Treffen der EU-Finanzminister Ratenzahlung für die Briten?
Großbritannien will beim Treffen der EU-Finanzminister einen Rabatt auf die geforderte Rekord-Nachzahlung erreichen. Premier Cameron braucht dringend einen Erfolg, um EU-Kritiker zu stoppen. Finanzminister Schäuble signalisierte Entgegenkommen.
Großbritanniens Premier David Cameron hat sich auf dem EU-Gipfel vor zwei Wochen mächtig aufgeregt. Da hatte ihn gerade die Nachricht erreicht, dass die Briten 2,1 Milliarden Euro nachzahlen sollten, zahlbar bis zum 1. Dezember. Und als ihn dann noch jemand fragte, ob die Briten dadurch noch weiter in Richtung Austritt aus der EU gedrängt würden, schimpfte er mit hochrotem Kopf - diese Nachzahlung sei sicher nicht hilfreich.
Auf jeden Fall kam diese Nachricht für den britischen Premier zur Unzeit: zwei seiner konservativen Abgeordneten waren gerade zur EU-feindlichen United Kingdom Independence Party, kurz UKIP, übergelaufen. Bei einer dadurch ausgelösten ersten Nachwahl gewann der UKIP-Kandidat - die Rechtspopulisten haben damit ihren ersten Abgeordneten im Unterhaus in London. Und in zwei Wochen steht die nächste Nachwahl an. Gewinnt auch dort der UKIP-Kandidat - wie es im Augenblick aussieht - dann könnten noch mehr Konservative vor der Unterhauswahl im Mai kommenden Jahres zu den EU-Gegnern überlaufen.
Cameron versucht deshalb, mit immer schärferen Tönen gegen die EU-Kommission der neuen Konkurrenz auf der Rechten den Wind aus den Segeln zu nehmen.

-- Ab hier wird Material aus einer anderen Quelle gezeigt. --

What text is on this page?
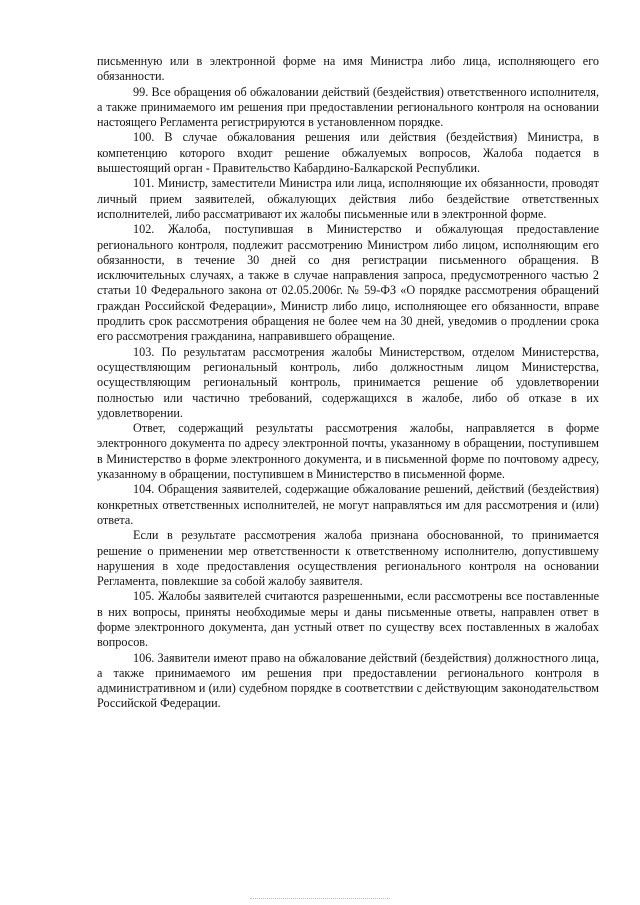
письменную или в электронной форме на имя Министра либо лица, исполняющего его обязанности.

99. Все обращения об обжаловании действий (бездействия) ответственного исполнителя, а также принимаемого им решения при предоставлении регионального контроля на основании настоящего Регламента регистрируются в установленном порядке.

100. В случае обжалования решения или действия (бездействия) Министра, в компетенцию которого входит решение обжалуемых вопросов, Жалоба подается в вышестоящий орган - Правительство Кабардино-Балкарской Республики.

101. Министр, заместители Министра или лица, исполняющие их обязанности, проводят личный прием заявителей, обжалующих действия либо бездействие ответственных исполнителей, либо рассматривают их жалобы письменные или в электронной форме.

102. Жалоба, поступившая в Министерство и обжалующая предоставление регионального контроля, подлежит рассмотрению Министром либо лицом, исполняющим его обязанности, в течение 30 дней со дня регистрации письменного обращения. В исключительных случаях, а также в случае направления запроса, предусмотренного частью 2 статьи 10 Федерального закона от 02.05.2006г. № 59-ФЗ «О порядке рассмотрения обращений граждан Российской Федерации», Министр либо лицо, исполняющее его обязанности, вправе продлить срок рассмотрения обращения не более чем на 30 дней, уведомив о продлении срока его рассмотрения гражданина, направившего обращение.

103. По результатам рассмотрения жалобы Министерством, отделом Министерства, осуществляющим региональный контроль, либо должностным лицом Министерства, осуществляющим региональный контроль, принимается решение об удовлетворении полностью или частично требований, содержащихся в жалобе, либо об отказе в их удовлетворении.

Ответ, содержащий результаты рассмотрения жалобы, направляется в форме электронного документа по адресу электронной почты, указанному в обращении, поступившем в Министерство в форме электронного документа, и в письменной форме по почтовому адресу, указанному в обращении, поступившем в Министерство в письменной форме.

104. Обращения заявителей, содержащие обжалование решений, действий (бездействия) конкретных ответственных исполнителей, не могут направляться им для рассмотрения и (или) ответа.

Если в результате рассмотрения жалоба признана обоснованной, то принимается решение о применении мер ответственности к ответственному исполнителю, допустившему нарушения в ходе предоставления осуществления регионального контроля на основании Регламента, повлекшие за собой жалобу заявителя.

105. Жалобы заявителей считаются разрешенными, если рассмотрены все поставленные в них вопросы, приняты необходимые меры и даны письменные ответы, направлен ответ в форме электронного документа, дан устный ответ по существу всех поставленных в жалобах вопросов.

106. Заявители имеют право на обжалование действий (бездействия) должностного лица, а также принимаемого им решения при предоставлении регионального контроля в административном и (или) судебном порядке в соответствии с действующим законодательством Российской Федерации.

Im Unterhaus erklärte er unter beifälligem Gemurmel seiner Fraktion, Großbritannien werde an niemandem zum 1. Dezember die geforderten Milliarden zahlen, denn schließlich gehe es hier um das Geld der britischen Steuerzahler und nicht gerade um Kleingeld.
Spontan kann niemand die Summe erklären
In der Tat: so viel Nachzahlung wie in diesem Fall war noch nie. Bisher war es so, dass die Mitgliedsländer bei den jährlichen Anpassungen mal ein paar Millionen bekamen, und in anderen Jahren mal ein paar Millionen zahlen mussten. Doch niemals 2,1 Milliarden Euro. Das entspricht etwa einem Fünftel des gesamten britischen Netto-Jahresbeitrags für die EU.
Spontan konnte diese hohe Nachzahlung auch niemand so richtig erklären. Die britische Konjunktur läuft zwar besser als auf dem Kontinent, Großbritannien ist derzeit die Wachstumslokomotive der EU, also auch leistungsfähiger, aber das allein erklärt nicht die hohe Rechnung.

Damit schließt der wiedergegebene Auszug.